Research shows that Americans work 20 percent more than their counterparts in Europe, and that's certainly true in parts of Texas. Personal finance website WalletHub recently revealed the hardest working U.S. cities, proving many Texans aren't slacking off.
To come up with those scores, WalletHub's data analysts looked at six key metrics: average workweek hours, labor force participation rate, commute time, workers with multiple jobs, volunteer hours per resident, and leisure time spent on an average day.
North Texans work the hardest in the Lone Star State. Plano earns the No. 3 slot, with a hard-working score of 79.56. Irving is No. 5, scoring 76.09. Other Texas cities in the top 20 include Corpus Christi (No. 12), Garland (No. 18), and Houston (No. 20).

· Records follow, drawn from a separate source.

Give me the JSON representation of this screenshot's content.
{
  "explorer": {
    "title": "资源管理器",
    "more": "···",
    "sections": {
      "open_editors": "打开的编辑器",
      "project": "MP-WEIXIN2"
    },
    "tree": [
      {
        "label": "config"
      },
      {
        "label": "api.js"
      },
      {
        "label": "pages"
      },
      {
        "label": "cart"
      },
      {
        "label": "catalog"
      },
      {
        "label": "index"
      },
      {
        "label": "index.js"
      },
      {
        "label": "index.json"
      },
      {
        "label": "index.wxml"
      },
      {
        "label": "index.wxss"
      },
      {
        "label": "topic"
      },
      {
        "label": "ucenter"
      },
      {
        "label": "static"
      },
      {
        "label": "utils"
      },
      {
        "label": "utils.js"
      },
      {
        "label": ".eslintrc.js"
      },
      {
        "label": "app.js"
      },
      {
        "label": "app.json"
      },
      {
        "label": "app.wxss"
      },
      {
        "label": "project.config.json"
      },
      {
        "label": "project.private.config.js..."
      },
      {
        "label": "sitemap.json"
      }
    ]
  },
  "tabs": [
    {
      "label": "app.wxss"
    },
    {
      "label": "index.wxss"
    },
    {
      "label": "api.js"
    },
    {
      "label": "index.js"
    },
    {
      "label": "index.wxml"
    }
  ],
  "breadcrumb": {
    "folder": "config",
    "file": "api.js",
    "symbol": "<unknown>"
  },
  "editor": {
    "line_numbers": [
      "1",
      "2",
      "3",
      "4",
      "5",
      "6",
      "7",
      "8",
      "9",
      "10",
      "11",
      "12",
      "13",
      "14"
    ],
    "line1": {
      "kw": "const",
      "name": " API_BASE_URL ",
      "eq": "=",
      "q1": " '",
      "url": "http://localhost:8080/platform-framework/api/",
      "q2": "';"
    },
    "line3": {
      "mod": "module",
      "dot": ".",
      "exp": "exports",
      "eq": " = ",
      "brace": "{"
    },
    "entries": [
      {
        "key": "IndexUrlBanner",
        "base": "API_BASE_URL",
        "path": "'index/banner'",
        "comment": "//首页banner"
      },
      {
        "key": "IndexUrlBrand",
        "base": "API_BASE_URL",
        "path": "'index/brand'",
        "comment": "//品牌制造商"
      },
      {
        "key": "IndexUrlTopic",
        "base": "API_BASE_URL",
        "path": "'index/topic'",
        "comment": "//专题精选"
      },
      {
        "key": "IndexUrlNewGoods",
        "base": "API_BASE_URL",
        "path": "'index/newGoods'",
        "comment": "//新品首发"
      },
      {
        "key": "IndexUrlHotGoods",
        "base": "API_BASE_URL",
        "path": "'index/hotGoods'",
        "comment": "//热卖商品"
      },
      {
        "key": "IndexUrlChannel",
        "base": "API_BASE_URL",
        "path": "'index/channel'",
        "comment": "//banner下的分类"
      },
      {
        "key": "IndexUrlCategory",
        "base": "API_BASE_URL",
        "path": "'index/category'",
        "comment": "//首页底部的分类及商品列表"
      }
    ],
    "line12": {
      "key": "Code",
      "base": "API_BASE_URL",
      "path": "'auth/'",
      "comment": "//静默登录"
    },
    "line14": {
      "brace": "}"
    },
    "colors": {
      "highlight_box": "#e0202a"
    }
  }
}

Austin ranks No. 25, with a score of 68.58, about 11 points less than the hardest working Texans. More hard-working Texans can be found in Dallas (No. 22), Arlington (No. 24), and Fort Worth (No. 26).
In Lubbock, they must be pretty lazy (or smart, depending on how you look at it). At No. 92 out of 116, the city gets a hard-working score of 50.46. But they've got nothing on those living in Burlington, Vermont, who don't seem to mind catching a few Z's: The city is the least hard-working in the country, with a score of 18.66.
Folks in Anchorage, Alaska, are burning the midnight oil: The city holds the No. 1 spot, with a total score of 88.42.